The Republicans have tapped Gary Woodend, a real estate lawyer and former Medford Lakes councilman. The Democrats are running Tim Tyler, a teacher at a juvenile detention center and councilman in tiny Fieldsboro.

Like in Ocean County, this race has gotten pretty nasty.

The Democrats have run a message that Woodend left on the answering machine of former Acting Burlington County Republican Chairwoman Dawn Lacey, who was feuding with former Chairman Glenn Paulsen and his allies and hoped to get Woodend to run for county chair against Bill Layton. In an internet ad, the Democrats imply that Woodend sold out to the Paulsen side, agreeing not to run for the unpaid chairman position in exchange for getting the party nod to run for the paid county clerk seat.

Woodend said that he could have chosen his words more carefully, but that the Democrats were taking the message out of context. More importantly, he said, is that he has crucial experience that lends itself to the job, while Tyler does not.

"The position requires somebody with a sound business background and knowledge of legal documents that are handled by the clerk's office," he said, burnishing his legal experience and master's degree in business."

Woodend sees his task as continuing Haines's work in updating the office's technology and expanding its services. He thinks that he can even help municipalities by converting clerk's office data electronically and freeing up physical space for municipalities to store documents.
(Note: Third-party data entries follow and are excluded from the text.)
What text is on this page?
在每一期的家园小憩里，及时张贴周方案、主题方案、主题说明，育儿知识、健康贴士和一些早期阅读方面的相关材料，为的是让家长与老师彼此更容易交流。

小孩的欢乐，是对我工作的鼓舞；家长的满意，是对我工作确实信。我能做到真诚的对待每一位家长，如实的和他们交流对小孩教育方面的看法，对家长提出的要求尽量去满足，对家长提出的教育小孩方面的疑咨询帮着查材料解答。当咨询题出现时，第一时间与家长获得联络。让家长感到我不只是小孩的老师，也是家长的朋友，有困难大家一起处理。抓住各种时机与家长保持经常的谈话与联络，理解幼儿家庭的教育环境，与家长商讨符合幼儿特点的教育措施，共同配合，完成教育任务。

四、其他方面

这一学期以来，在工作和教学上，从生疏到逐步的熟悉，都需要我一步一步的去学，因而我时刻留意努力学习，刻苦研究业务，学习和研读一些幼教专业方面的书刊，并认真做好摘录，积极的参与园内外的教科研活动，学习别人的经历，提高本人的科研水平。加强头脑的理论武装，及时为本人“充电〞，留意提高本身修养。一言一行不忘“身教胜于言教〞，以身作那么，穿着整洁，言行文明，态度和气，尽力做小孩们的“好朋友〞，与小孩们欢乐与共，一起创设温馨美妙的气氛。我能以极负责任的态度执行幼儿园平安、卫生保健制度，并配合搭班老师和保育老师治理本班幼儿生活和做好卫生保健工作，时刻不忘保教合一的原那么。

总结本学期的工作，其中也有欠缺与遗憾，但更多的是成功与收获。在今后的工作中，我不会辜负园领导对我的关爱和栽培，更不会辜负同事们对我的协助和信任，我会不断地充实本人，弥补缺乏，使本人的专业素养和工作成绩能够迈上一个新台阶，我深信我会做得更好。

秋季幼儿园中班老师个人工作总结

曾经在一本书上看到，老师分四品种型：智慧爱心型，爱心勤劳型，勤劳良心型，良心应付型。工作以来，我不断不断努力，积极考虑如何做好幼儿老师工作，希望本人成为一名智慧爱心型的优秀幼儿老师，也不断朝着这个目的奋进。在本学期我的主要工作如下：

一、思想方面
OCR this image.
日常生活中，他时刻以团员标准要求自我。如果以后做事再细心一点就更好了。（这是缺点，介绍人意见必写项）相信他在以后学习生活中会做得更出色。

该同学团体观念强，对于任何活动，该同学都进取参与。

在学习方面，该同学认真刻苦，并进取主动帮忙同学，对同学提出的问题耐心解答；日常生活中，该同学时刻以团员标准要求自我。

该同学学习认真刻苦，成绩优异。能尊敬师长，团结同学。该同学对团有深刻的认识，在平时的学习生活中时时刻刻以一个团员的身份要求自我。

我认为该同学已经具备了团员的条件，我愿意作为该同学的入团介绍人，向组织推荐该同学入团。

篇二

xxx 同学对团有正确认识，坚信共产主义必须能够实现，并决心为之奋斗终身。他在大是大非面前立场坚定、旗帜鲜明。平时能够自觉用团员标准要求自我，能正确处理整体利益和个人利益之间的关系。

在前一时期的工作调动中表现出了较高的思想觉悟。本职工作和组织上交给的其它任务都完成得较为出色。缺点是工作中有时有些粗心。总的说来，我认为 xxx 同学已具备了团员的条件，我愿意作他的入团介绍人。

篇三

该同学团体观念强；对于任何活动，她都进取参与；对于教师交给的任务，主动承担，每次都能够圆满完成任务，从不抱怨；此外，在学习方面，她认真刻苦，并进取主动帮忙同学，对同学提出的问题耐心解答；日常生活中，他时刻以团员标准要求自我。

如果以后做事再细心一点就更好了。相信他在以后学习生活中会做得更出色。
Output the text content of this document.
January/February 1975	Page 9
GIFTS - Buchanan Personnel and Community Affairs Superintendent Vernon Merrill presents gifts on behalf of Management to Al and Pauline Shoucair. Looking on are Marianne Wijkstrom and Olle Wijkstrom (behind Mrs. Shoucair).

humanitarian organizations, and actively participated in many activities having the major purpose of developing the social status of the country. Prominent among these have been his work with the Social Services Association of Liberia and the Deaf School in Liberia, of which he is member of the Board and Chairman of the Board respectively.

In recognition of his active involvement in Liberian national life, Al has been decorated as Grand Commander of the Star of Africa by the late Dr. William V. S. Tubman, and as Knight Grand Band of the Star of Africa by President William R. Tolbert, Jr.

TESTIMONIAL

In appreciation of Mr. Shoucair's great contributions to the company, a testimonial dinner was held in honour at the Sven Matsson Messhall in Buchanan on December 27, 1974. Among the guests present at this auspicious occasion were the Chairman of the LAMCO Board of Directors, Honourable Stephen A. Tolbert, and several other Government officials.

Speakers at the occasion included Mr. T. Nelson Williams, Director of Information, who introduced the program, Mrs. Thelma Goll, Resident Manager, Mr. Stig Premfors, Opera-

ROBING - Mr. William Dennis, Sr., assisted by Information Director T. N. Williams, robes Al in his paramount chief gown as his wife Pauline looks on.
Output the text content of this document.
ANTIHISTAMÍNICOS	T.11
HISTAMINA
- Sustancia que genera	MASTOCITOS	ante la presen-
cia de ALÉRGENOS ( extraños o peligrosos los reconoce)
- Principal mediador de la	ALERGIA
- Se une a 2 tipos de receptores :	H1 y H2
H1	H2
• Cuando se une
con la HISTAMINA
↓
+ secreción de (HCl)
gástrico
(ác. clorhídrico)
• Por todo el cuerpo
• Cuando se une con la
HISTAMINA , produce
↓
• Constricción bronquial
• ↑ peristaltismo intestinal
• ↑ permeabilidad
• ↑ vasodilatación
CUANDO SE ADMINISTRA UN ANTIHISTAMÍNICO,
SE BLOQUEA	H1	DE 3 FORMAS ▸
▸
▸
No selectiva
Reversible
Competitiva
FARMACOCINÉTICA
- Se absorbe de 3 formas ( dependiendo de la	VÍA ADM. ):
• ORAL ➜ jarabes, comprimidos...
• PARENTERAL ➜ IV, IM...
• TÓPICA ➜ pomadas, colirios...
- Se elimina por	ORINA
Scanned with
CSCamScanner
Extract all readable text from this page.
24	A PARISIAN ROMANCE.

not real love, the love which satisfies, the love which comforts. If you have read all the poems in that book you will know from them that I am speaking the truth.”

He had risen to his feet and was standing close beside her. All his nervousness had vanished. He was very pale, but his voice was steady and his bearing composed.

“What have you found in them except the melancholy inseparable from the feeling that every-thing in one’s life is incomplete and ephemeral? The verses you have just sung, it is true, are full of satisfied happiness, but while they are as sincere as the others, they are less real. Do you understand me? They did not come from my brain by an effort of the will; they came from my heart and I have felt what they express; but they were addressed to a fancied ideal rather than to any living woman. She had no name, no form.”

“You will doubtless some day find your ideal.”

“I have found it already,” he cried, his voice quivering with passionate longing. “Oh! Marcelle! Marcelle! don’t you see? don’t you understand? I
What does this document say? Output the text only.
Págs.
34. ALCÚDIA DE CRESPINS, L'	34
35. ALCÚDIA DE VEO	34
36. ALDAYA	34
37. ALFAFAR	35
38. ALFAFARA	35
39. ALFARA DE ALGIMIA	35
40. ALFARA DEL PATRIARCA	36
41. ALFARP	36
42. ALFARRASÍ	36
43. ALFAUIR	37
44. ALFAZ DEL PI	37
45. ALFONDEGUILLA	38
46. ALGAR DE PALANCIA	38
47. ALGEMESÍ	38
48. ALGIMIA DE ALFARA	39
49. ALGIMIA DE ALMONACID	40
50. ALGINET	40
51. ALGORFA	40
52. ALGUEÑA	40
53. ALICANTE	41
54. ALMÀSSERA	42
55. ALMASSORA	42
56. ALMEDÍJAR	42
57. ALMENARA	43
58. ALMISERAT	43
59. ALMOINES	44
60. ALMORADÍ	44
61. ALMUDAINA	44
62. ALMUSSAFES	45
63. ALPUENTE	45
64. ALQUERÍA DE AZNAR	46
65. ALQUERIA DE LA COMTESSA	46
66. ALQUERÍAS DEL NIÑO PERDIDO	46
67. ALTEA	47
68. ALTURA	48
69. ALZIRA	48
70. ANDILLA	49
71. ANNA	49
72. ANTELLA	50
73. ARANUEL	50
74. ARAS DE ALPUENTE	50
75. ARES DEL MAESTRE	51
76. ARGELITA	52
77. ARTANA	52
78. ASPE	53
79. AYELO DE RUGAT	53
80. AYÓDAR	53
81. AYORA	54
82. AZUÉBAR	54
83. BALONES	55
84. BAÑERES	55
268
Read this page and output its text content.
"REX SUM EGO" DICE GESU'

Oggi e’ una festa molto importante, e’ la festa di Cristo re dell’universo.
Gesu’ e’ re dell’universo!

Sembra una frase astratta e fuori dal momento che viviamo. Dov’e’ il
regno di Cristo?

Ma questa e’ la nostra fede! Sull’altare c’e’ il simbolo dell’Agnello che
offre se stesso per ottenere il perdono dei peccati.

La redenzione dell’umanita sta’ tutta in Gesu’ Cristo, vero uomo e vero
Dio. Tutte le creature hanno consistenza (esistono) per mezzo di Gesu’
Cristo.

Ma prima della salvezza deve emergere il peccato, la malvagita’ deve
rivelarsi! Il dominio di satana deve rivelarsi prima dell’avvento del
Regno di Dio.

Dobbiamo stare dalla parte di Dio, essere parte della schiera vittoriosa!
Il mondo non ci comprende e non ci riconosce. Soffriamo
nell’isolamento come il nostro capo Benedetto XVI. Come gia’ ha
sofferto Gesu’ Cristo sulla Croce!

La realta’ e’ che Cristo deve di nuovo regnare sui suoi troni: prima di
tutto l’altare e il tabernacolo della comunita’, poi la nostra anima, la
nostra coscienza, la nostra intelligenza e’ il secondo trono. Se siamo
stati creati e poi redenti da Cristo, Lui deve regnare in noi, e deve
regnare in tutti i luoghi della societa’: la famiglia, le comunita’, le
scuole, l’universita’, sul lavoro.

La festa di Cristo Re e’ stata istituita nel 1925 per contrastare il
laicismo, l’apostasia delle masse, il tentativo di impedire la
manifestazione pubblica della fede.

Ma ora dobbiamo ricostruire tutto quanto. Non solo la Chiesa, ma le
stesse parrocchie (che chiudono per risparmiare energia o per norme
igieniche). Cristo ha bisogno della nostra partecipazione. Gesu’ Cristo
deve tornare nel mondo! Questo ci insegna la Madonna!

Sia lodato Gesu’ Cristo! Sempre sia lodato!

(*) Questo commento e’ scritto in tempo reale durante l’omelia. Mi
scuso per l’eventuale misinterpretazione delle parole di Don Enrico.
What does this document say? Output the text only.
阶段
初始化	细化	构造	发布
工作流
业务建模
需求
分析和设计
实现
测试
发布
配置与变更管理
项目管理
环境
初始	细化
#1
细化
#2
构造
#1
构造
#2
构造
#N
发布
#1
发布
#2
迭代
Tyler, who could not be reached for comment, has outlined similar proposals.

"The focus is on bringing the county clerk's office into the 21st century. It's been under Republican control for decades, and in that time a lot of things haven't been done. There are minimal online services. It's not accessible," said Burlington County Democratic Chairman Rick Perr, who added that they wanted to open the office later and send employees to municipalities around the county so that residents won't have to travel to Mount Holly, the county seat.

But Woodend complains that the Democrats are merely running with his own ideas. He noted that Tyler initially proposed opening four County Stores – until he realized that it would cost $1 million, then scaled back the idea.

"You should look at their literature. That's not what their literature says. They've basically modified their platform to fit mine," he said.